My family is like ants,
they are always together.
My family is like humans and oxygen,
they can’t live without each other.
My family is awkward
like a pack of crazy psychos
escaped from a crazy home.
At night my family
is like a family of deer
sleeping in the warm night,
the sounds of beautiful clear water
dripping on the leaves of trees.
My family is like a bunch of white doves,
like a rainbow in the sky
We fell like raindrops.
My family is a herd of deer
on a slumped path.
My family is similar to airplanes
coming together at one airport.
My family is like an empty circle,
like four tires and one pops, the flat
tire is empty and the three others are full.

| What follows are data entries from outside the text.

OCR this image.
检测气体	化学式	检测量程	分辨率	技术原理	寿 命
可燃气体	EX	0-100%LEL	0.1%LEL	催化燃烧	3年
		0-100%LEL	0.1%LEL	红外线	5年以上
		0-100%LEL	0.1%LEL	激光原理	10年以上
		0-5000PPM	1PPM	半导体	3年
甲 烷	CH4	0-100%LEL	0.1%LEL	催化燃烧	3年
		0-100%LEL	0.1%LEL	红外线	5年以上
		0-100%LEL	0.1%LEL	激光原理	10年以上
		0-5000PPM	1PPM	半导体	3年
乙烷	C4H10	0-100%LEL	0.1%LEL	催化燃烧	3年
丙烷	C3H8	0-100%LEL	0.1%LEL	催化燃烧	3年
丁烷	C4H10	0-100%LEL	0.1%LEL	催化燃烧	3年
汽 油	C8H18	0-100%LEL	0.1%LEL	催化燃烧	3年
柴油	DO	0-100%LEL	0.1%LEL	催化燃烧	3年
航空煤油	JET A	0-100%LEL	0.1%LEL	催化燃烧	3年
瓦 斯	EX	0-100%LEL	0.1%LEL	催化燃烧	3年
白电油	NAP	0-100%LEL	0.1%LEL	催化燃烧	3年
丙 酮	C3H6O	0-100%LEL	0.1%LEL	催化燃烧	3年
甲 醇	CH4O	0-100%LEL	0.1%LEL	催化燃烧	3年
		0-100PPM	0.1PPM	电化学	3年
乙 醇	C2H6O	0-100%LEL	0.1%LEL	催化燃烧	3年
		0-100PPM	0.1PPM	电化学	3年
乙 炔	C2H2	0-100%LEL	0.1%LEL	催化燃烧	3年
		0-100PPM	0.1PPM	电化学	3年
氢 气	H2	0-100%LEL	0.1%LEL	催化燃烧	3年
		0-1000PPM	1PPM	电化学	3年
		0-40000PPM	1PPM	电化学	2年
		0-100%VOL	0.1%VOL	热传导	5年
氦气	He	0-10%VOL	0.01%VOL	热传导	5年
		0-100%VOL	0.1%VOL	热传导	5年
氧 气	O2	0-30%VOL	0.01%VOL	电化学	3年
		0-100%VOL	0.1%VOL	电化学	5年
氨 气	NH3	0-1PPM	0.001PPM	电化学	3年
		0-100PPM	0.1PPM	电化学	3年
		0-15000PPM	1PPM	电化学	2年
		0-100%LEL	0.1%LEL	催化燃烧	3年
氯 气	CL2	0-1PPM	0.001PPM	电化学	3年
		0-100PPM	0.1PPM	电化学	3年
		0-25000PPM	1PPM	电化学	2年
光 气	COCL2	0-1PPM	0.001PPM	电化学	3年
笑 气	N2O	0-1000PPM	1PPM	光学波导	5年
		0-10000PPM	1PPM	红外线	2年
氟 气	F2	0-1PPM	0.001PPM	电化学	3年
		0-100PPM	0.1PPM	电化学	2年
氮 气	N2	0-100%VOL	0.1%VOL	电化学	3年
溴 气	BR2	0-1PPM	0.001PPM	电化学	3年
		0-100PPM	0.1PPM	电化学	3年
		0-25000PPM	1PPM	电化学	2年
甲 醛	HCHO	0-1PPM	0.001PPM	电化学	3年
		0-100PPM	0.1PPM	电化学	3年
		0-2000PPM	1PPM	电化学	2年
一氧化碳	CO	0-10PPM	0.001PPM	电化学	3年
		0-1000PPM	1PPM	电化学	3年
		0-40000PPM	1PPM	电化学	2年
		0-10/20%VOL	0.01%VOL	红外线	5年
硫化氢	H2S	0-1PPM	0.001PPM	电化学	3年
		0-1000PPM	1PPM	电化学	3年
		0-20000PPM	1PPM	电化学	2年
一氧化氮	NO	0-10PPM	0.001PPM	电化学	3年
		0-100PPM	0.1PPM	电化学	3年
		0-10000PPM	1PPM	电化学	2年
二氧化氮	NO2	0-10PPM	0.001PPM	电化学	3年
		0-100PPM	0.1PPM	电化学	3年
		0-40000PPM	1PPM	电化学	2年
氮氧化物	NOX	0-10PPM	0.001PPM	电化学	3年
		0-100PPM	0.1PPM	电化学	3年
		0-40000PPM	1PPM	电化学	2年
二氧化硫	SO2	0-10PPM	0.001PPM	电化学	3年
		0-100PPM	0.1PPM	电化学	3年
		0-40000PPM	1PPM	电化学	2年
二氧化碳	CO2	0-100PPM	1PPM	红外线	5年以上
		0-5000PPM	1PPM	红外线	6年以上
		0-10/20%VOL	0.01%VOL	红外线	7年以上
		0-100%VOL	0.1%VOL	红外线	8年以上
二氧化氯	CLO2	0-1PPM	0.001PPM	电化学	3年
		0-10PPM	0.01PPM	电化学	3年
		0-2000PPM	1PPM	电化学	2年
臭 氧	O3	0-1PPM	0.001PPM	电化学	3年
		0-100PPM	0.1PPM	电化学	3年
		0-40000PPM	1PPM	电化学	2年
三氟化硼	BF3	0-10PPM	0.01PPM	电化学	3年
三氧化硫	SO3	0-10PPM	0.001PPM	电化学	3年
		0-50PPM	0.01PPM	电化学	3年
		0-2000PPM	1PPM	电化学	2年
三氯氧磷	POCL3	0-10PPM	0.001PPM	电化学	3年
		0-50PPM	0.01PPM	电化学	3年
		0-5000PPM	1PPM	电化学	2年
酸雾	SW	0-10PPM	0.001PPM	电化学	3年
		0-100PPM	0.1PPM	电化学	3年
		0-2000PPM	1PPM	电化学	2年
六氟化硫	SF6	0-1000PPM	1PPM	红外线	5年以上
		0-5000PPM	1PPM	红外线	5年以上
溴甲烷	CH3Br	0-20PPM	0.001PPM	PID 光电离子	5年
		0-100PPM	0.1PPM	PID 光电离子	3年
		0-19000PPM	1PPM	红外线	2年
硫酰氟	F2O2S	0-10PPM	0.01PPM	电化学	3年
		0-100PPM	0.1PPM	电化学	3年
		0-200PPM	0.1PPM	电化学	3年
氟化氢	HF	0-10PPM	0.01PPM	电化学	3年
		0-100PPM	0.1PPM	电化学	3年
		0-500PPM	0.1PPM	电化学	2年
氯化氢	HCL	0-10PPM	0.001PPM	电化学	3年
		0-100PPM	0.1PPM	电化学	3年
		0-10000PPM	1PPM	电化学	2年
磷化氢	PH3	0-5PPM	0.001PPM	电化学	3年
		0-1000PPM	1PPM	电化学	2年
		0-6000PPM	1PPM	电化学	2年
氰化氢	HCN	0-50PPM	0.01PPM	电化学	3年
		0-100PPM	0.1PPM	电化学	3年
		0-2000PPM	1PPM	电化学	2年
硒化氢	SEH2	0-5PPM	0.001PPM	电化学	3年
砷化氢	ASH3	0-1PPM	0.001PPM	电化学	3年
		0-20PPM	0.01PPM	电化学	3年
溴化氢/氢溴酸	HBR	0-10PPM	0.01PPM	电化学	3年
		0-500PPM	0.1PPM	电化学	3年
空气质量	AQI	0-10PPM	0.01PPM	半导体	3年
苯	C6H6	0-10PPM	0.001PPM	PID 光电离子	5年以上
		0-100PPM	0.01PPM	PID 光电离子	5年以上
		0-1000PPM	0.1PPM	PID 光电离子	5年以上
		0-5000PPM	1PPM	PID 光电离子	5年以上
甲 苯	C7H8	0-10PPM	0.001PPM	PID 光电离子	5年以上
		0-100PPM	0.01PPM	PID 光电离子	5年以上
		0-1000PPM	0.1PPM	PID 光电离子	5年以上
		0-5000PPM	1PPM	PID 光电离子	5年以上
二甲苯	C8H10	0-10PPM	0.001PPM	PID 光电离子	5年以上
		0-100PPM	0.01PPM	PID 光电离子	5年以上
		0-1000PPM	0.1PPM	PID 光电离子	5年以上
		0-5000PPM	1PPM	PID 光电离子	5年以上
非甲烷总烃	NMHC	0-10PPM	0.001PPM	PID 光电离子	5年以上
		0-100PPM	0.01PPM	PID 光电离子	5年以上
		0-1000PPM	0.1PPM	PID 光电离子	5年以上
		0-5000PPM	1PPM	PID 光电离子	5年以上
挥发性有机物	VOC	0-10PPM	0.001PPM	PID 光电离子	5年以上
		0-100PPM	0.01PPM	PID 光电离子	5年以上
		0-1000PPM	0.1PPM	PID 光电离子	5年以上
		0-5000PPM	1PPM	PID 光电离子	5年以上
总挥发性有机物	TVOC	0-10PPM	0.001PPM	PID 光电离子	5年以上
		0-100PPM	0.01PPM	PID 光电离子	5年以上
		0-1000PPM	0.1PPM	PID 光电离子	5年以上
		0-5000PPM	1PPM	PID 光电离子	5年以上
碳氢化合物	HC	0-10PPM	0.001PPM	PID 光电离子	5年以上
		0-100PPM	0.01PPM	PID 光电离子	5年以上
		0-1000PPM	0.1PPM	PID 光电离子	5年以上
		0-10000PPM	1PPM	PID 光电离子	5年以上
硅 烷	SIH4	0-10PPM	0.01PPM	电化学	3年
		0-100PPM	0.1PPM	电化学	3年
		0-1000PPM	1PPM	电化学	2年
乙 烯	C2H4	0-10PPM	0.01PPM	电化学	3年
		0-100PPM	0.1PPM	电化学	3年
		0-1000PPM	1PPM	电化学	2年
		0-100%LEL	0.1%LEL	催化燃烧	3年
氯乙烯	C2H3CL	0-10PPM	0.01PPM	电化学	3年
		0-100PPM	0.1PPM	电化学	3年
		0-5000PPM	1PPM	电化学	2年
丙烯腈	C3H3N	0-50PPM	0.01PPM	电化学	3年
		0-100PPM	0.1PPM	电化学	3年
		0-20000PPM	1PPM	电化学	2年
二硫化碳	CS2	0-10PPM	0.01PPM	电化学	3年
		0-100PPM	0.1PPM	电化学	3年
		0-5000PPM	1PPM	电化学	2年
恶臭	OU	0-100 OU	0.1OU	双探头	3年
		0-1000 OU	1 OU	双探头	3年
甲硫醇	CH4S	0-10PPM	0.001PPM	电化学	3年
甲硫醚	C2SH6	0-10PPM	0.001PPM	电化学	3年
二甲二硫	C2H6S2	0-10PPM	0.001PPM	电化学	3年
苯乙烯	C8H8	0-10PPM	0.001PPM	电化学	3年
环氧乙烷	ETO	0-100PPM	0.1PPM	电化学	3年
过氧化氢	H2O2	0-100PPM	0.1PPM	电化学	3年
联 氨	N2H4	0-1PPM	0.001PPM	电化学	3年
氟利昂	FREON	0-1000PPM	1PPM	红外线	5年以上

My family is close as a sock and a shoe,
like good friends, a pair, a set.
My family is tight like a knot,
tight as the books on the library shelves.
They are sharks with sharks, fish with fish.
My family is tight as branches on a tree.
The tree has many leaves
because I have a big family.
When birds nest, it’s like a new family
in my family. When it’s fall,
the leaves never fall.
My family is leaves scattered
by the wind. My family
is always in different places
My family is tight like a knot
you can’t untie, like the knot on my shoes.


Comet
By Irma Rodriguez

My hands are dissolving and I feel hot.
Soon I become fire of all kinds of color.
I feel like fire, I feel like I am traveling really
really fast. I soon notice that I can’t smell
and I don’t get hungry. Soon nobody
is looking at me or talking to me. I’m nothing.